See "About Dave" page on epatientdave.com
Transforming healthcare to fully leverage the ultimate stakeholder and the most underused resource: the patient
Let Patients Help! http://on.TED.com/ePatientDave
19:28 Posted: Jan 2012
Views: 747,182 | Comments: 402
TEDCred score: +56.50 TEDCred reflects your contribution to the TED community.
A reply on Talk: Dave deBronkart: Meet e-Patient Dave
I sure feel your pain, including your concern about your employer finding you. It's not a good healthy system.
Re the innovation I seek - all I ask is that those who run institutions accept that the patient and family can be valuable contributors to care. I know LTC is particularly difficult; nobody would be there if they were fundamentally able-bodied and able-minded. But I also know that if family and provider realized how important a role a family CAN play, and how overtaxed clinicians often are (including you), we might all be inclined to collaborate more.
A reply on Talk: Dave deBronkart: Meet e-Patient Dave
I *love* that! I'll quote you on it, in a blog post. Thanks!
A reply on Talk: Dave deBronkart: Meet e-Patient Dave
> 2) The whole tenor of this conversation is a little frustrating to hear because it seems that doctors are being called failures because they do not cure 100% of their patients.
I'm grateful for your sharing this perspective. (Wish I could find you and reach out, but I don't think TED allows that.) It absolutely wasn't my intention to indict doctors for anything - I was saved by great physicians - all of whom, btw, WELCOMED my participation and my questions, and still do. And that's why the ending chant wasn't "Death to doctors!!" or something stupid like that, it was simply: let patients help.
I love great doctors, I love establishment medicine. What I don't like is the demonstrably false belief by some people in our society (lay and professional) that nobody has anything valid to say if they're not a physician. That's why the message is, as I say, just let patients *help*. Listen to us, engage with us.
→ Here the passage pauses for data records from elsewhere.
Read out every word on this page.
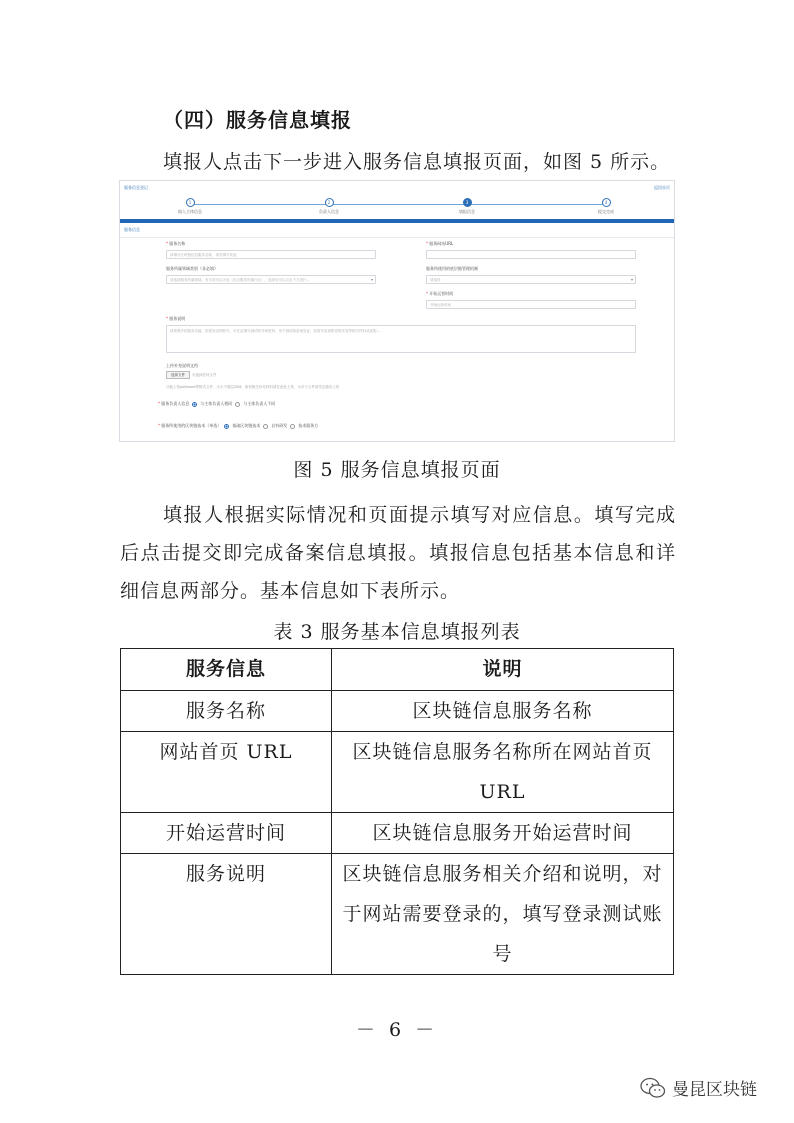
（四）服务信息填报
填报人点击下一步进入服务信息填报页面，如图 5 所示。
服务信息登记	返回首页
1
填入主体信息
2
负责人信息
3
填报信息
4
提交完成
服务信息
* 服务名称
请填写区块链信息服务名称，请勿填写其他
* 服务网站URL
服务所属领域类别（非必填）
请选择服务所属领域，有多项可以多选（包含服务所属行业），选择后可以点击下方进行...	▾
服务所使用的底层链管理机制
请选择	▾
* 开始运营时间
开始运营时间
* 服务说明
请简要介绍服务功能，如需登录的账号，可在此填写测试账号和密码，用于测试和备案验证，如需安装请附说明安装等相关材料或说明...
上传补充说明文档
选择文件	未选择任何文件
只能上传pdf/word等格式文件，大小不超过20M，如有相关补充材料请在此处上传，为多个文件请先压缩后上传
* 服务负责人信息	与主体负责人相同	与主体负责人不同
* 服务所使用的区块链技术（单选）	基础区块链技术	自有研发	技术服务方
图 5 服务信息填报页面
填报人根据实际情况和页面提示填写对应信息。填写完成后点击提交即完成备案信息填报。填报信息包括基本信息和详细信息两部分。基本信息如下表所示。
表 3 服务基本信息填报列表
服务信息	说明
服务名称	区块链信息服务名称
网站首页 URL	区块链信息服务名称所在网站首页 URL
开始运营时间	区块链信息服务开始运营时间
服务说明	区块链信息服务相关介绍和说明，对于网站需要登录的，填写登录测试账号
－ 6 －
曼昆区块链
I too, like you, have always had access to care (so far, though I've moved to $10,000 deductible insurance).
I'm so pleased that you acted as you did in the case of your mother's medication error - you were empowered and engaged, informed and pro-active. If there were an e-patient badge you'd get one for that alone.
Re something more constructive: it's torture taking my usual hour-long keynote speeches and squishing them into a 16 minute roof-raiser. I had to leave stuff out. You might like the Society for Participatory Medicine, participatorymedicine.org, which is specifically about *collaboration.*
A reply on Talk: Dave deBronkart: Meet e-Patient Dave
A reply on Talk: Dave deBronkart: Meet e-Patient Dave
You might want to subscribe to my blog, epatientdave.com, if this stuff interests you. I don't make money from the site's traffic, I'm just evangelizing the cause, and it sounds like you're already one of us, so to speak.
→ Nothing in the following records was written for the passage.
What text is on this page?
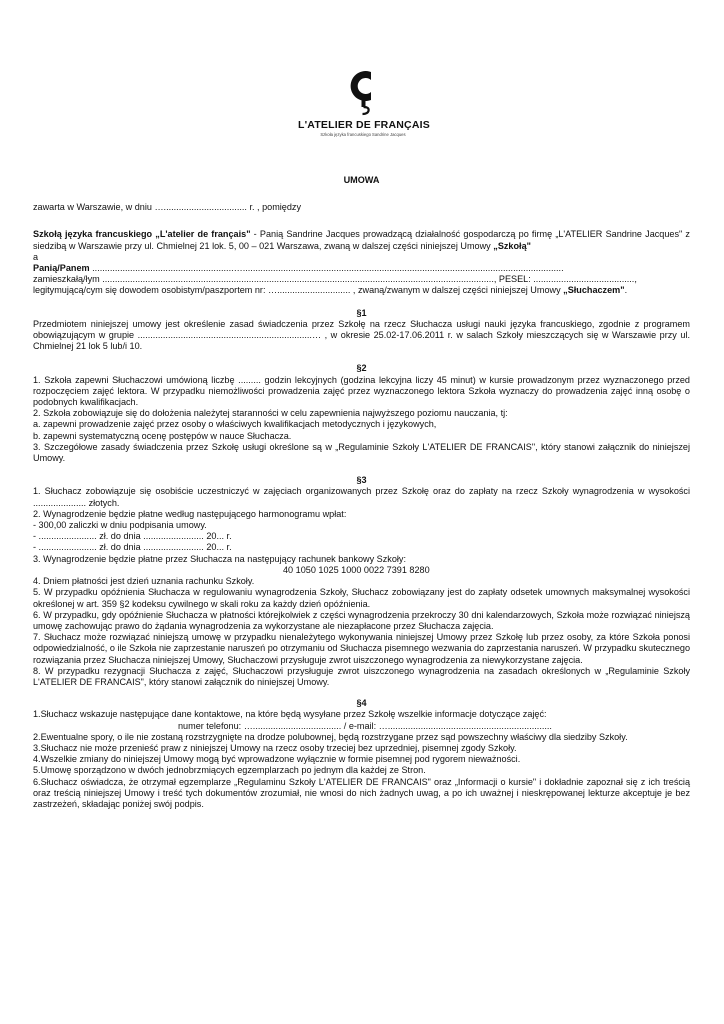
L'ATELIER DE FRANÇAIS
Szkoła języka francuskiego Sandrine Jacques

UMOWA

zawarta w Warszawie, w dniu …................................. r. , pomiędzy

Szkołą języka francuskiego „L'atelier de français" - Panią Sandrine Jacques prowadzącą działalność gospodarczą po firmę „L'ATELIER Sandrine Jacques" z siedzibą w Warszawie przy ul. Chmielnej 21 lok. 5, 00 – 021 Warszawa, zwaną w dalszej części niniejszej Umowy „Szkołą"

a

Panią/Panem ........................................................…...............................................................................................................................

zamieszkałą/łym ..........................................................................................................................................................., PESEL: ........................................,

legitymującą/cym się dowodem osobistym/paszportem nr: …............................. , zwaną/zwanym w dalszej części niniejszej Umowy „Słuchaczem".

§1

Przedmiotem niniejszej umowy jest określenie zasad świadczenia przez Szkołę na rzecz Słuchacza usługi nauki języka francuskiego, zgodnie z programem obowiązującym w grupie .....................................................................… , w okresie 25.02-17.06.2011 r. w salach Szkoły mieszczących się w Warszawie przy ul. Chmielnej 21 lok 5 lub/i 10.

§2

1. Szkoła zapewni Słuchaczowi umówioną liczbę ......... godzin lekcyjnych (godzina lekcyjna liczy 45 minut) w kursie prowadzonym przez wyznaczonego przed rozpoczęciem zajęć lektora. W przypadku niemożliwości prowadzenia zajęć przez wyznaczonego lektora Szkoła wyznaczy do prowadzenia zajęć inną osobę o podobnych kwalifikacjach.

2. Szkoła zobowiązuje się do dołożenia należytej staranności w celu zapewnienia najwyższego poziomu nauczania, tj:

a. zapewni prowadzenie zajęć przez osoby o właściwych kwalifikacjach metodycznych i językowych,

b. zapewni systematyczną ocenę postępów w nauce Słuchacza.

3. Szczegółowe zasady świadczenia przez Szkołę usługi określone są w „Regulaminie Szkoły L'ATELIER DE FRANCAIS", który stanowi załącznik do niniejszej Umowy.

§3

1. Słuchacz zobowiązuje się osobiście uczestniczyć w zajęciach organizowanych przez Szkołę oraz do zapłaty na rzecz Szkoły wynagrodzenia w wysokości ..................... złotych.

2. Wynagrodzenie będzie płatne według następującego harmonogramu wpłat:

- 300,00 zaliczki w dniu podpisania umowy.

- ....................... zł. do dnia ........................ 20... r.

- ....................... zł. do dnia ........................ 20... r.

3. Wynagrodzenie będzie płatne przez Słuchacza na następujący rachunek bankowy Szkoły:

40 1050 1025 1000 0022 7391 8280

4. Dniem płatności jest dzień uznania rachunku Szkoły.

5. W przypadku opóźnienia Słuchacza w regulowaniu wynagrodzenia Szkoły, Słuchacz zobowiązany jest do zapłaty odsetek umownych maksymalnej wysokości określonej w art. 359 §2 kodeksu cywilnego w skali roku za każdy dzień opóźnienia.

6. W przypadku, gdy opóźnienie Słuchacza w płatności którejkolwiek z części wynagrodzenia przekroczy 30 dni kalendarzowych, Szkoła może rozwiązać niniejszą umowę zachowując prawo do żądania wynagrodzenia za wykorzystane ale niezapłacone przez Słuchacza zajęcia.

7. Słuchacz może rozwiązać niniejszą umowę w przypadku nienależytego wykonywania niniejszej Umowy przez Szkołę lub przez osoby, za które Szkoła ponosi odpowiedzialność, o ile Szkoła nie zaprzestanie naruszeń po otrzymaniu od Słuchacza pisemnego wezwania do zaprzestania naruszeń. W przypadku skutecznego rozwiązania przez Słuchacza niniejszej Umowy, Słuchaczowi przysługuje zwrot uiszczonego wynagrodzenia za niewykorzystane zajęcia.

8. W przypadku rezygnacji Słuchacza z zajęć, Słuchaczowi przysługuje zwrot uiszczonego wynagrodzenia na zasadach określonych w „Regulaminie Szkoły L'ATELIER DE FRANCAIS", który stanowi załącznik do niniejszej Umowy.

§4

1.Słuchacz wskazuje następujące dane kontaktowe, na które będą wysyłane przez Szkołę wszelkie informacje dotyczące zajęć:

numer telefonu: …................................... / e-mail: ….................................................................

2.Ewentualne spory, o ile nie zostaną rozstrzygnięte na drodze polubownej, będą rozstrzygane przez sąd powszechny właściwy dla siedziby Szkoły.

3.Słuchacz nie może przenieść praw z niniejszej Umowy na rzecz osoby trzeciej bez uprzedniej, pisemnej zgody Szkoły.

4.Wszelkie zmiany do niniejszej Umowy mogą być wprowadzone wyłącznie w formie pisemnej pod rygorem nieważności.

5.Umowę sporządzono w dwóch jednobrzmiących egzemplarzach po jednym dla każdej ze Stron.

6.Słuchacz oświadcza, że otrzymał egzemplarze „Regulaminu Szkoły L'ATELIER DE FRANCAIS" oraz „Informacji o kursie" i dokładnie zapoznał się z ich treścią oraz treścią niniejszej Umowy i treść tych dokumentów zrozumiał, nie wnosi do nich żadnych uwag, a po ich uważnej i nieskrępowanej lekturze akceptuje je bez zastrzeżeń, składając poniżej swój podpis.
A reply on Talk: Dave deBronkart: Meet e-Patient Dave
I'm not sure I understand your point. Are you suggesting that patients who use the internet are hypochondriacs?
And I can't begin to understand your assertion that there are no good medical resources. What's your definition of a good resource?
A reply on Conversation: "WHY is the patient the most under-used resource in healthcare?? How did that happen?" (Follow-up to LIVE TED Conversation July 27)
I'd love to know more about how you helped solve your husband's tricky diagnosis. Jerome Groopman MD's book "How Doctors Think" (an e-patient essential IMO) cites that autopsy shows 10-15% of diagnoses were wrong (!), and he focuses at length on the complexities and pitfalls of the diagnostic process.
Every true story helps make the point, whether it's in a speech or a policy meeting. So if you want to share more details, please email me via my profile.
A reply on Conversation: "WHY is the patient the most under-used resource in healthcare?? How did that happen?" (Follow-up to LIVE TED Conversation July 27)
Here's a flyer about it, with a Seinfeld episode that ties into this... Seinfeld doesn't mention HIPAA partly because HIPAA was passed shortly before this episode aired. http://epatientdave.com/2010/04/23/elaine-and-kramer-play-gimme-my-damn-data/
Many hospitals hide this from you or stonewall it ("It's not our policy") but that is ILLEGAL and can get them busted. Just say "HIPAA" (pronounced hippa) and they ought to cringe...
Mind you, they're allowed to take a month to deliver it, and they can charge whatever state law allows. But, increasingly, if one asks nicely or pleads hardship, the record can be received reasonably quickly for free or at little cost.
Let us know how it goes...
A reply on Conversation: "WHY is the patient the most under-used resource in healthcare?? How did that happen?" (Follow-up to LIVE TED Conversation July 27)
Best,
Dave
A reply on Conversation: "WHY is the patient the most under-used resource in healthcare?? How did that happen?" (Follow-up to LIVE TED Conversation July 27)
"TEDMED" is a separate event licensed by TED - can't use that name. But the point is health, not medicine - the healthier people are, the less medical care we need! So maybe TED Health?